I think the questions you ask are rather broad and and context-specific. Let me reformulate into a specific question with a definite context, and answer that.

(How) Can you use zk-STARKs to prove and verify transactions in a blockchain protocol?

The good news is that the yes-or-no part of the question has a definite "yes" answer. The other good news is that the open-ended part of the question has a long answer.

1. Parameters

You need to determine the arguments to the transaction validity predicate. These are the possible answers to the question why a given transaction is invalid. These could be:

• The transaction is not signed, or the signature is not valid. So a parameter to the validity predicate could be a signature.
• The transaction does not identify a public key against which the signatures is supposed to be verified.
• The transaction does not specify an origin.
• The origin does not contain the given amount.

2. Logic

Given the parameters, what logic does the validity predicate compute? For instance, this could be (all of):

• For every input, there must be a signature on the whole transaction that is valid under that input's public key.
• The total amount of coins does not increase.
• No balances are negative.

3. Arithmetization.

The next step is to arithmetize this validity predicate. Specifically, this means finding AIR constraints that capture this logic. These AIR constraints can be plugged into your favorite STARK engine, for instance the Rescue-Prime STARK but exchanging the Rescue-Prime AIRs for the new AIRs.

[iaa2005]

Ok. But I want to know HOW to use ZK-Starks using python: some example code: Inputs, outputs, pk sk keys etc. Because you wrote only algorithm, not code for transactions of blockchain... If you will can do this, I will be very grateful! ;)

[aszepieniec]

I'm afraid I still don't understand the question. The test_fast_stark() function in test_fast_stark.py shows how to use the interface. What is it that's missing?

[Sword-Smith]

Ok. But I want to know HOW to use ZK-Starks using python: some example code: Inputs, outputs, pk sk keys etc. Because you wrote only algorithm, not code for transactions of blockchain... If you will can do this, I will be very grateful! ;)

Did you read the whole tutorial? The linking of STARKs to a signature scheme is done in https://neptune.cash/learn/stark-anatomy/rescue-prime/#stark-based-signatures. The short version of it is that you prove the correct calculation of a Rescue Prime hash digest using STARKs but you hide the input to the hash function.

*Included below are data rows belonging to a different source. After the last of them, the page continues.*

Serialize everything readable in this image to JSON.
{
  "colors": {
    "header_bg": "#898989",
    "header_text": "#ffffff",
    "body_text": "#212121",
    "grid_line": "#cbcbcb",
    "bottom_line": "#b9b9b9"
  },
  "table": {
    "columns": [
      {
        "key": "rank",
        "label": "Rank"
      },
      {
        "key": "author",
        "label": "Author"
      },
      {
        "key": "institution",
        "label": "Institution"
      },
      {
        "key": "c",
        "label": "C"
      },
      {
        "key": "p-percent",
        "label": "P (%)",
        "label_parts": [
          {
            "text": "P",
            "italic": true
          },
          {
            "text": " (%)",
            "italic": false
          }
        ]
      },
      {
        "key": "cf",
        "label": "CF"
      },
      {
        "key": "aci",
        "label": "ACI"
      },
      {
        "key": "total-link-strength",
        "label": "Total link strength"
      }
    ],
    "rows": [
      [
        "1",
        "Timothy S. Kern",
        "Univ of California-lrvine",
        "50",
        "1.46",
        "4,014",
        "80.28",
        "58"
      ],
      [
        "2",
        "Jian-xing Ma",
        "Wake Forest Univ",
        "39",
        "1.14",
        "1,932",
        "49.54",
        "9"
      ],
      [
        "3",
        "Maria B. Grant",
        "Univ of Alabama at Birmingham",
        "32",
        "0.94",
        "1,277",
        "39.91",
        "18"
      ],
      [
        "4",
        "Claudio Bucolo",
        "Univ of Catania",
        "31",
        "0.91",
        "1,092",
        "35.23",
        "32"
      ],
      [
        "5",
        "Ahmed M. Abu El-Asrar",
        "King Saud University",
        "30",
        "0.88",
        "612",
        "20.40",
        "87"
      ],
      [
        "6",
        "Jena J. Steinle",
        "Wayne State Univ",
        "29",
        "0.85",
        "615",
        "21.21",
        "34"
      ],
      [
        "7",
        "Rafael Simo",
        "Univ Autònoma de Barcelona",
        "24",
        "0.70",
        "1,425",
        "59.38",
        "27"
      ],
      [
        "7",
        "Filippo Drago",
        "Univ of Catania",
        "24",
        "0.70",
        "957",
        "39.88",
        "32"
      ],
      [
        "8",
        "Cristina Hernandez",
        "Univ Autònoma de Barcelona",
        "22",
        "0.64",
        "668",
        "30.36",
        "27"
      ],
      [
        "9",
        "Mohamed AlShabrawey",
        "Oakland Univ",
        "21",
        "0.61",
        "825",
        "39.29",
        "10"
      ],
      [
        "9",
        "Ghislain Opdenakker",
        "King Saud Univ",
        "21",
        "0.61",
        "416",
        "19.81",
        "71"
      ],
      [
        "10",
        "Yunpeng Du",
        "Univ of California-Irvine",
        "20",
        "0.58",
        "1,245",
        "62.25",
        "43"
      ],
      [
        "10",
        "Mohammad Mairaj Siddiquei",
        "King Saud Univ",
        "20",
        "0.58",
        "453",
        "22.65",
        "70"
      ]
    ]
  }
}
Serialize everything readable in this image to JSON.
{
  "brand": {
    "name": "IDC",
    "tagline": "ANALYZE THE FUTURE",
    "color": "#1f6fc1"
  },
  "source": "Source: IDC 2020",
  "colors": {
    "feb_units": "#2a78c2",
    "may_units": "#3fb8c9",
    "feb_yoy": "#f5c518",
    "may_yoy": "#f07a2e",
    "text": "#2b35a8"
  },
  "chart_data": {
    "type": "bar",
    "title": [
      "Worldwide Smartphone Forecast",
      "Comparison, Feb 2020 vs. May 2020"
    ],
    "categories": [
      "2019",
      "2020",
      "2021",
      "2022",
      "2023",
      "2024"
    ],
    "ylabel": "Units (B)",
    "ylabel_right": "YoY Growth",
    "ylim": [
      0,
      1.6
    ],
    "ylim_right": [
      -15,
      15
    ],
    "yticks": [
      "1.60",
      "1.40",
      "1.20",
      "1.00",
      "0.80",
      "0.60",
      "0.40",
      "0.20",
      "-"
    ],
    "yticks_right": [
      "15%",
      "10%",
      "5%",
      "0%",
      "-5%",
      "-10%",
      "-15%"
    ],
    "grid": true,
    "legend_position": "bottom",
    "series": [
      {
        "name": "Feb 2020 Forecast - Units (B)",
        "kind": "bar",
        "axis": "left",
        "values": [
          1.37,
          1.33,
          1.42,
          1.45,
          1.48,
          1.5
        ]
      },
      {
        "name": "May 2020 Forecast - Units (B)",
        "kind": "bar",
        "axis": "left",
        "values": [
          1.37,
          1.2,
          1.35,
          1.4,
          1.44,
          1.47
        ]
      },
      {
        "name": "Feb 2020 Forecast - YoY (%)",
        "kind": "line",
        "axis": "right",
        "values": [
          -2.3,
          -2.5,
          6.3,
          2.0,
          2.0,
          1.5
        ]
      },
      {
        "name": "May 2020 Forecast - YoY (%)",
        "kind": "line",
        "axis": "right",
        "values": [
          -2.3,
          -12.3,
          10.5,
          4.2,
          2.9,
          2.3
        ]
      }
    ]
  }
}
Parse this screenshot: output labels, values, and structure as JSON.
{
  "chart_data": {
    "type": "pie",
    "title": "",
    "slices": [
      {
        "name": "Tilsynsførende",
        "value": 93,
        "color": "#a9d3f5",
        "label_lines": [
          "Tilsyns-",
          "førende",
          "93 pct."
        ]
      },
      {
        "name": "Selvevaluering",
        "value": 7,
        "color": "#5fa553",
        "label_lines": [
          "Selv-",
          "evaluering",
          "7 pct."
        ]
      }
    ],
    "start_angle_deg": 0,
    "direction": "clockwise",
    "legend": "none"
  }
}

In other words: A signature scheme that uses STARK can be achieved by just hashing your private key and creating a STARK proof for the calculation of the hash digest.

Edit: You can make a STARK-based signature scheme in multiple ways but the above one I describe is probably the simplest and also the one that is used in this tutorial.

[iaa2005]

Thank you!

[Sword-Smith]

Thank you!

Pleasure :)

[Sword-Smith]

Thank you!

If you're like me and prefer reading code instead of reading text, you can also have a look at the Python source code where such a STARK signature is generated. You can find it in https://github.com/aszepieniec/stark-anatomy/blob/master/code/rpsss.py

By prepending the proof stream with the message you want to sign, you can get a signature for a specific message using this technique.